The book, by Johanna Moran, does identify itself as fiction, which Nippert wrote makes the book exempt from criticism of books wrongly presented as historical or factual accounts, like James Frey’s “Million Little Pieces.” Some of the changes Moran made to the historical account included the time and setting of the story, Nippert noted.
However, Nippert wrote that Moran spent nine years on the book “and the revelation her inspiration was an elaborate hoax makes her question the near-decade she spent writing.”
Nippert reported that Peter Attwell, a research librarian at the national library of New Zealand’s Alexander Turnbull Library, said that the story should have been covered by New Zealand newspapers if it really happened, but there aren’t any records of it.
Oades’ story was sourced to a Dec. 16, 1873 article in the Los Angeles Evening Express. The story is also in the textbook “Readings in American History.”
But, Nippert wrote “the only mention of Oades” found in New Zealand’s Wellington’s National Archives is from mid-1874 articles “sourced from the trial reports in newspapers in New York and London.” Some U.S. media, including The New York Times on Jan. 25, 1874, reported the story.
Nippert reported that Stuart Walzer, a California family law attorney also investigated the story after hearing about it at Harvard University. Walzer found the original article in the Los Angeles Evening Express, but he also found a follow-up story in the newspaper, which said that the original story was “an imaginary case of bigamy” and therefore not real.

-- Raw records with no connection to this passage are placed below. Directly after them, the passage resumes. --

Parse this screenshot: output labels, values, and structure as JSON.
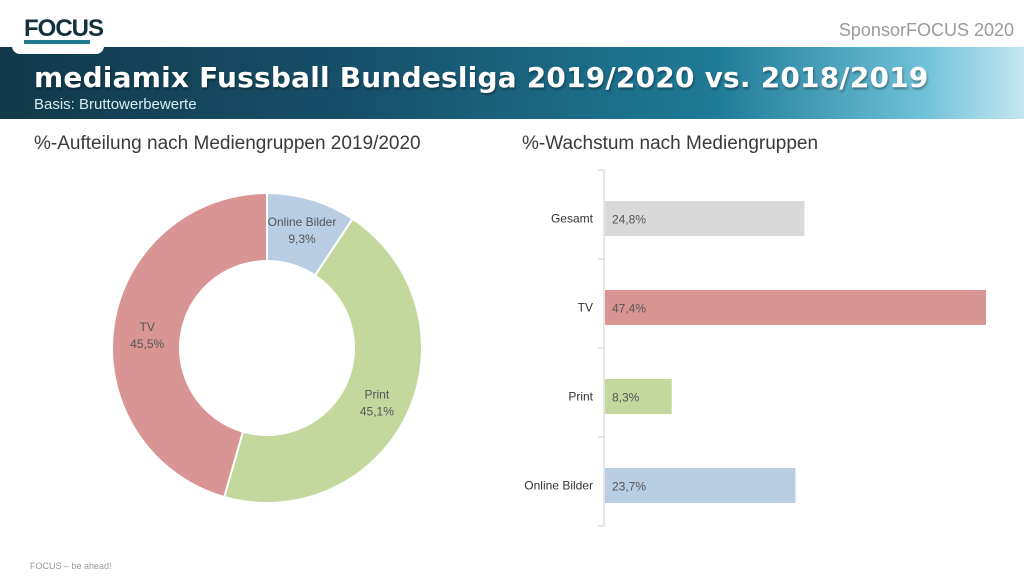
{
  "header": {
    "logo_text": "FOCUS",
    "brand_line": "SponsorFOCUS 2020",
    "title": "mediamix Fussball Bundesliga 2019/2020 vs. 2018/2019",
    "subtitle": "Basis: Bruttowerbewerte"
  },
  "colors": {
    "online": "#b9cde3",
    "print": "#c4d89e",
    "tv": "#d99594",
    "gesamt": "#d9d9d9"
  },
  "chart_data": [
    {
      "type": "pie",
      "title": "%-Aufteilung nach Mediengruppen 2019/2020",
      "donut": true,
      "slices": [
        {
          "label": "Online Bilder",
          "value": 9.3,
          "value_label": "9,3%",
          "color": "#b9cde3"
        },
        {
          "label": "Print",
          "value": 45.1,
          "value_label": "45,1%",
          "color": "#c4d89e"
        },
        {
          "label": "TV",
          "value": 45.5,
          "value_label": "45,5%",
          "color": "#d99594"
        }
      ]
    },
    {
      "type": "bar",
      "orientation": "horizontal",
      "title": "%-Wachstum nach Mediengruppen",
      "categories": [
        "Gesamt",
        "TV",
        "Print",
        "Online Bilder"
      ],
      "values": [
        24.8,
        47.4,
        8.3,
        23.7
      ],
      "value_labels": [
        "24,8%",
        "47,4%",
        "8,3%",
        "23,7%"
      ],
      "colors": [
        "#d9d9d9",
        "#d99594",
        "#c4d89e",
        "#b9cde3"
      ],
      "xlim": [
        0,
        50
      ],
      "grid": false
    }
  ],
  "footer": "FOCUS – be ahead!"
}
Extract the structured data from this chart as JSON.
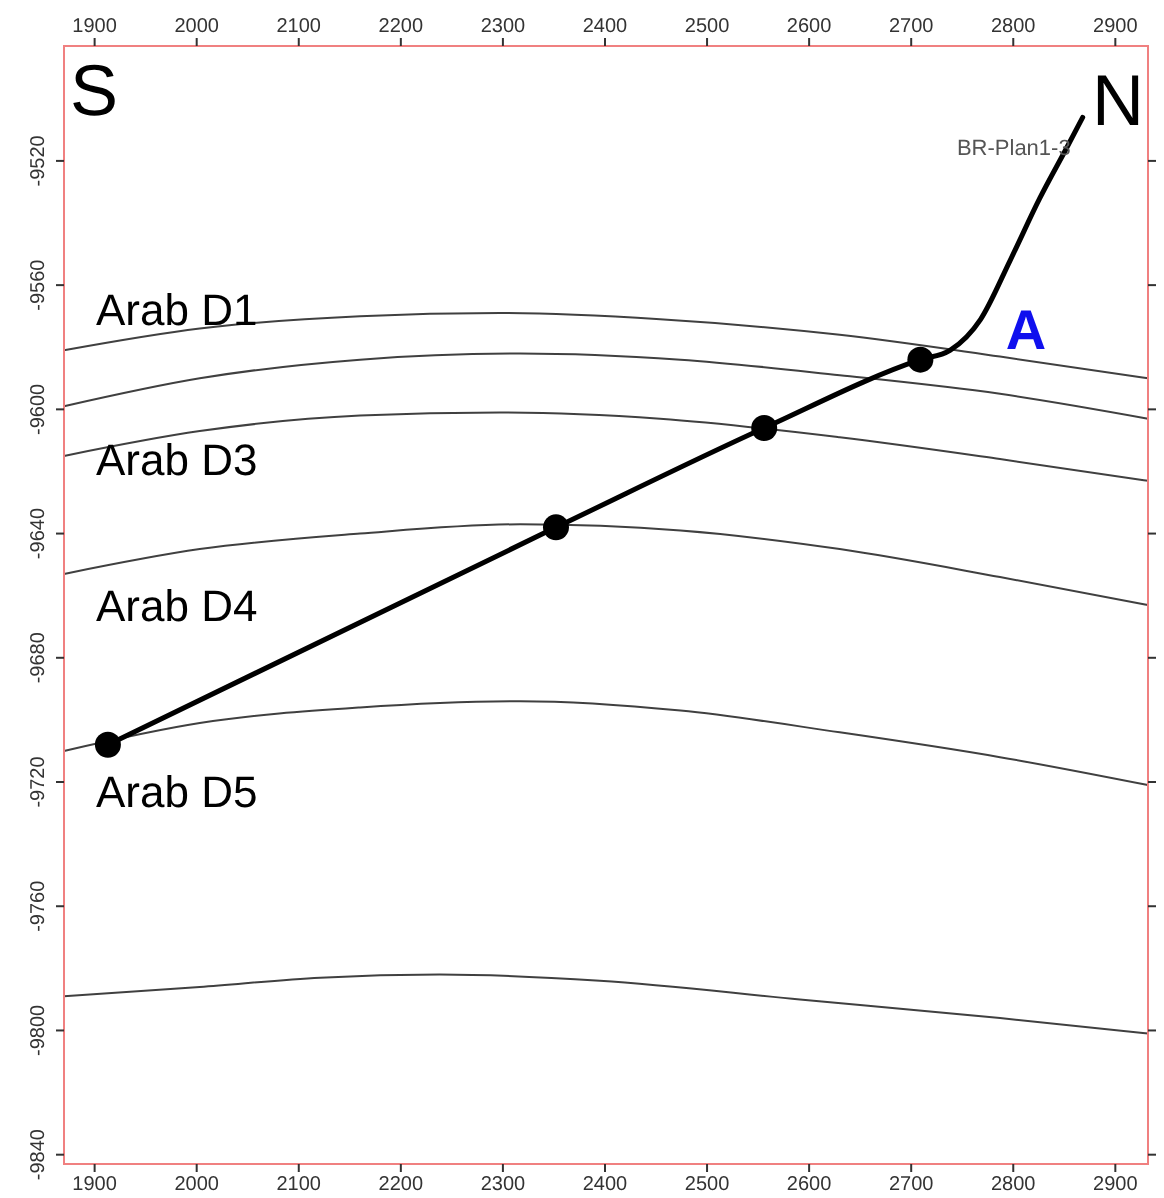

Nippert reported that U.S.-based literary critic Jolisa Gracewood said, “It doesn’t really matter whether the inspiration comes from real life or from an urban legend … What matters is that the author transforms it into an original, persuasive and affecting work of fiction…If it’s being promoted as ‘based on a true story’, the publishers might want to rethink that strategy.”
Nippert noted that the back cover of the book’s New Zealand edition says it is “based on a widely-publicised and controversial newspaper account of the 1800s” but that the uncorrected review copy of the book had identified the story as “based on details of a bigamy case found by the author’s father in San Francisco court records.”
The book’s synopsis on Moran’s website describes it as being “inspired by a widely distributed newspaper article.”
On her website, Moran tells about the possibility the story had been a hoax.
The St. Petersburg Times’ review, published Feb 28, wrote that the Oades story Moran wrote about was found by her father. But, St. Petersburg Times didn’t question if the story was legitimate.
A Feb. 14 review on Boston.com correctly calls it a novel “based on a story that may or may not be true, but was widely circulated in its day.”